What happens in the space between thoughts

Have you ever been startled by an audible but faint noise, or the unexpected movement of an inanimate object? What is going on in your consciousness when this occurs?

The studio is quiet this week, people are hushed and the phones generally aren't ringing. I was drawing, using the computer to copy ethereal digital circles of pale green, when the roll of yellow tracing paper sitting on my desk slowly unfurled in my peripheral vision. It made a tiny noise, a kind of scratchy wheezing as the edge of the trace was drawn across a piece of creased bond paper on my desk.

It happened in one of those fleeting micro-moments of sudden stillness, and due to the meditative nature of the drawing exercise I was immersed in this strangely drawn-out, tiny, sudden movement startled me. This was a personal moment, a tiny sliver of time of about three seconds, and yet I felt my perception suddenly shift as if the floor had dropped out beneath my feet.

Call me odd for saying so, but I like that sensation. It is the diametric opposite of being in control, and I only ever experience it when I am relaxed. I don't think the insignificance of the experience (for it is certainly insignificant) disqualifies it from consideration. It is a cliché to say that life is made up of such moments, but it remains true nonetheless: just hanging around and being is quite a rich experience, if we can tune our senses to its subtleties.

Of course, most of the time I, and I imagine you, are far too busy to smell such invisible roses. While we are on that topic, and speaking of clichés, have you ever stopped to smell the roses? It has become something of a superstition that I must do this whenever a rose presents itself. It’s true: I really do. This obsessive little habit has rules, though – cut roses do not invoke the reaction, and going to a rose-garden would also not satisfy the conditions of the act, as it would be far too obvious. However, if I am on site, or wandering out in the world, and I unexpectedly come across a rosebush, I almost always stop to smell it.

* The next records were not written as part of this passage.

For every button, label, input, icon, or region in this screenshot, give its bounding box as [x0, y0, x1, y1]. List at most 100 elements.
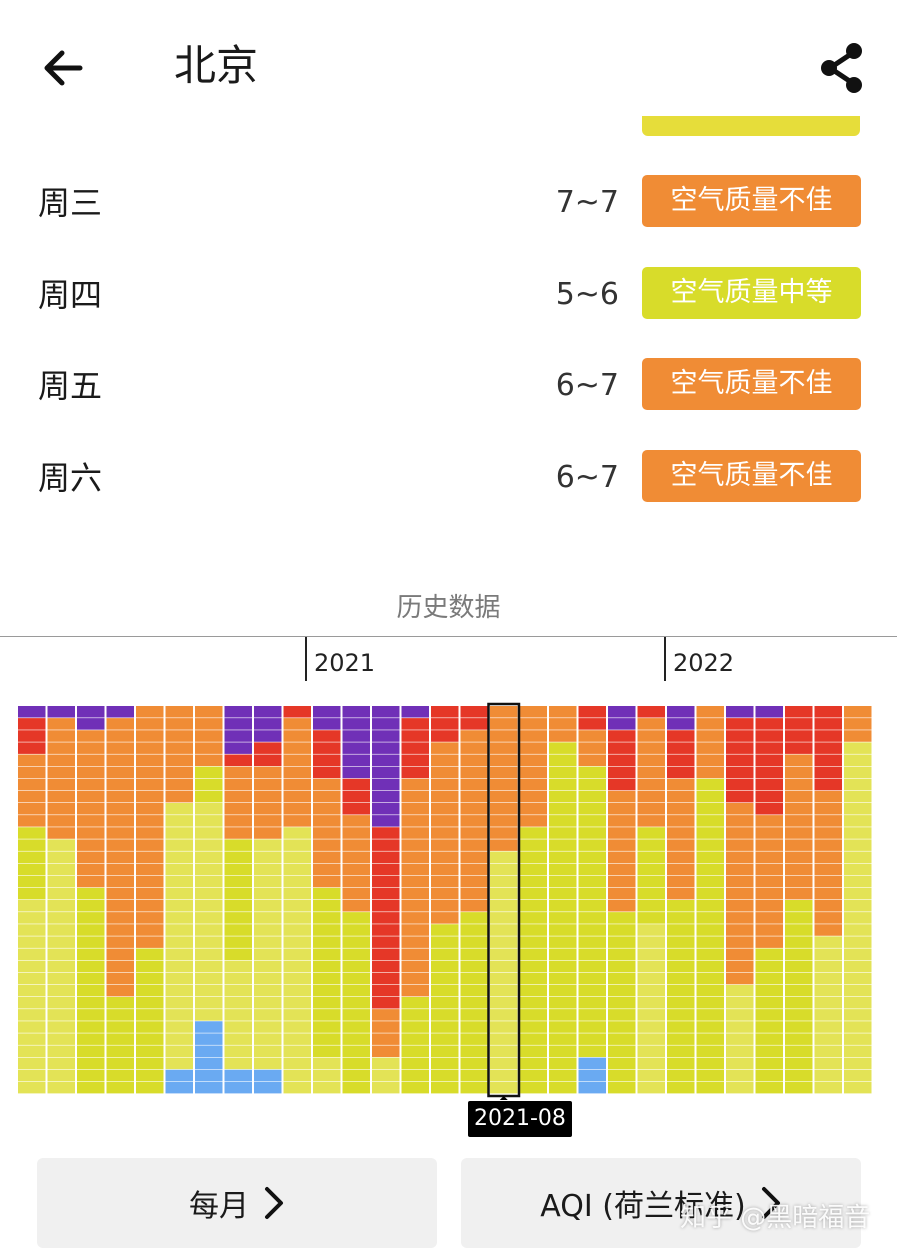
- heatmap-cell: [814, 730, 842, 742]
- heatmap-cell: [637, 839, 665, 851]
- heatmap-cell: [18, 863, 46, 876]
- heatmap-cell: [696, 839, 724, 851]
- heatmap-cell: [47, 1045, 75, 1058]
- heatmap-cell: [637, 718, 665, 730]
- heatmap-cell: [844, 815, 872, 827]
- heatmap-month-column[interactable]: [461, 706, 489, 1094]
- heatmap-cell: [667, 742, 695, 754]
- heatmap-cell: [106, 1045, 134, 1058]
- heatmap-cell: [460, 936, 488, 948]
- heatmap-month-column[interactable]: [844, 706, 872, 1094]
- heatmap-cell: [401, 948, 429, 961]
- heatmap-cell: [283, 887, 311, 900]
- heatmap-cell: [519, 1009, 547, 1021]
- heatmap-month-column[interactable]: [520, 706, 548, 1094]
- heatmap-cell: [401, 912, 429, 924]
- heatmap-cell: [47, 839, 75, 851]
- heatmap-cell: [165, 948, 193, 961]
- heatmap-month-column[interactable]: [225, 706, 253, 1094]
- heatmap-cell: [519, 827, 547, 839]
- heatmap-cell: [696, 1009, 724, 1021]
- heatmap-cell: [637, 803, 665, 815]
- heatmap-cell: [224, 875, 252, 888]
- standard-button[interactable]: AQI (荷兰标准): [461, 1158, 861, 1248]
- heatmap-cell: [283, 936, 311, 948]
- heatmap-month-column[interactable]: [136, 706, 164, 1094]
- heatmap-month-column[interactable]: [815, 706, 843, 1094]
- heatmap-cell: [224, 754, 252, 767]
- heatmap-month-column[interactable]: [579, 706, 607, 1094]
- heatmap-cell: [18, 790, 46, 803]
- heatmap-cell: [726, 766, 754, 779]
- heatmap-month-column[interactable]: [48, 706, 76, 1094]
- heatmap-cell: [814, 1057, 842, 1070]
- heatmap-cell: [106, 778, 134, 791]
- heatmap-cell: [844, 1069, 872, 1082]
- heatmap-month-column[interactable]: [284, 706, 312, 1094]
- heatmap-cell: [726, 815, 754, 827]
- share-button[interactable]: [816, 40, 870, 96]
- heatmap-month-column[interactable]: [697, 706, 725, 1094]
- heatmap-cell: [519, 730, 547, 742]
- heatmap-month-column[interactable]: [402, 706, 430, 1094]
- heatmap-cell: [696, 766, 724, 779]
- heatmap-cell: [106, 936, 134, 948]
- heatmap-cell: [696, 718, 724, 730]
- history-heatmap[interactable]: [0, 690, 897, 1100]
- heatmap-cell: [726, 1069, 754, 1082]
- heatmap-cell: [18, 972, 46, 985]
- heatmap-cell: [283, 984, 311, 997]
- heatmap-month-column[interactable]: [756, 706, 784, 1094]
- heatmap-cell: [637, 984, 665, 997]
- heatmap-cell: [254, 960, 282, 973]
- heatmap-cell: [755, 754, 783, 767]
- heatmap-cell: [136, 972, 164, 985]
- heatmap-cell: [47, 754, 75, 767]
- heatmap-cell: [401, 984, 429, 997]
- heatmap-cell: [667, 1021, 695, 1033]
- heatmap-cell: [136, 718, 164, 730]
- heatmap-month-column[interactable]: [195, 706, 223, 1094]
- heatmap-month-column[interactable]: [372, 706, 400, 1094]
- heatmap-month-column[interactable]: [608, 706, 636, 1094]
- heatmap-cell: [47, 863, 75, 876]
- heatmap-month-column[interactable]: [431, 706, 459, 1094]
- heatmap-cell: [637, 936, 665, 948]
- heatmap-month-column[interactable]: [313, 706, 341, 1094]
- heatmap-month-column[interactable]: [18, 706, 46, 1094]
- heatmap-cell: [608, 1069, 636, 1082]
- period-button[interactable]: 每月: [37, 1158, 437, 1248]
- heatmap-cell: [519, 1045, 547, 1058]
- heatmap-month-column[interactable]: [254, 706, 282, 1094]
- heatmap-cell: [431, 790, 459, 803]
- heatmap-month-column[interactable]: [726, 706, 754, 1094]
- heatmap-cell: [667, 1033, 695, 1045]
- heatmap-cell: [106, 1033, 134, 1045]
- heatmap-month-column[interactable]: [549, 706, 577, 1094]
- heatmap-month-column[interactable]: [77, 706, 105, 1094]
- heatmap-cell: [578, 851, 606, 864]
- heatmap-month-column[interactable]: [166, 706, 194, 1094]
- heatmap-cell: [814, 875, 842, 888]
- heatmap-month-column[interactable]: [107, 706, 135, 1094]
- heatmap-month-column[interactable]: [343, 706, 371, 1094]
- back-button[interactable]: [36, 42, 92, 94]
- heatmap-cell: [755, 766, 783, 779]
- heatmap-cell: [519, 790, 547, 803]
- heatmap-month-column[interactable]: [638, 706, 666, 1094]
- heatmap-cell: [755, 1009, 783, 1021]
- heatmap-cell: [254, 1045, 282, 1058]
- heatmap-cell: [372, 960, 400, 973]
- heatmap-month-column[interactable]: [490, 706, 518, 1094]
- heatmap-cell: [755, 1069, 783, 1082]
- heatmap-cell: [578, 912, 606, 924]
- heatmap-cell: [431, 815, 459, 827]
- heatmap-month-column[interactable]: [667, 706, 695, 1094]
- heatmap-cell: [254, 730, 282, 742]
- heatmap-cell: [313, 827, 341, 839]
- heatmap-cell: [77, 936, 105, 948]
- heatmap-cell: [549, 790, 577, 803]
- heatmap-cell: [519, 948, 547, 961]
- heatmap-cell: [283, 754, 311, 767]
- heatmap-month-column[interactable]: [785, 706, 813, 1094]
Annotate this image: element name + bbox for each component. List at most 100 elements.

I attribute this to the notion that much of my inner life is lived in language, and a phrase ‘stop and smell the roses’ is something of a provocation or challenge, as well as being a well-worn cliché. I experience a tiny moment of reflective pleasure when I am able to make physical and real a concept with a meaning so debased and diluted that it scarcely conjures the image of a real rose when said aloud. It is as if the act strips the phrase of its cliché, if only for a moment – and the words are recharged with descriptive power. Don’t you think that is fascinating? In a similar vein, there have been days when I have left a lunch appointment and said ‘back to the drawing board’, and meant it quite literally.

Like most of the things that fascinate me, I have no idea what this means. Yet still, I like it.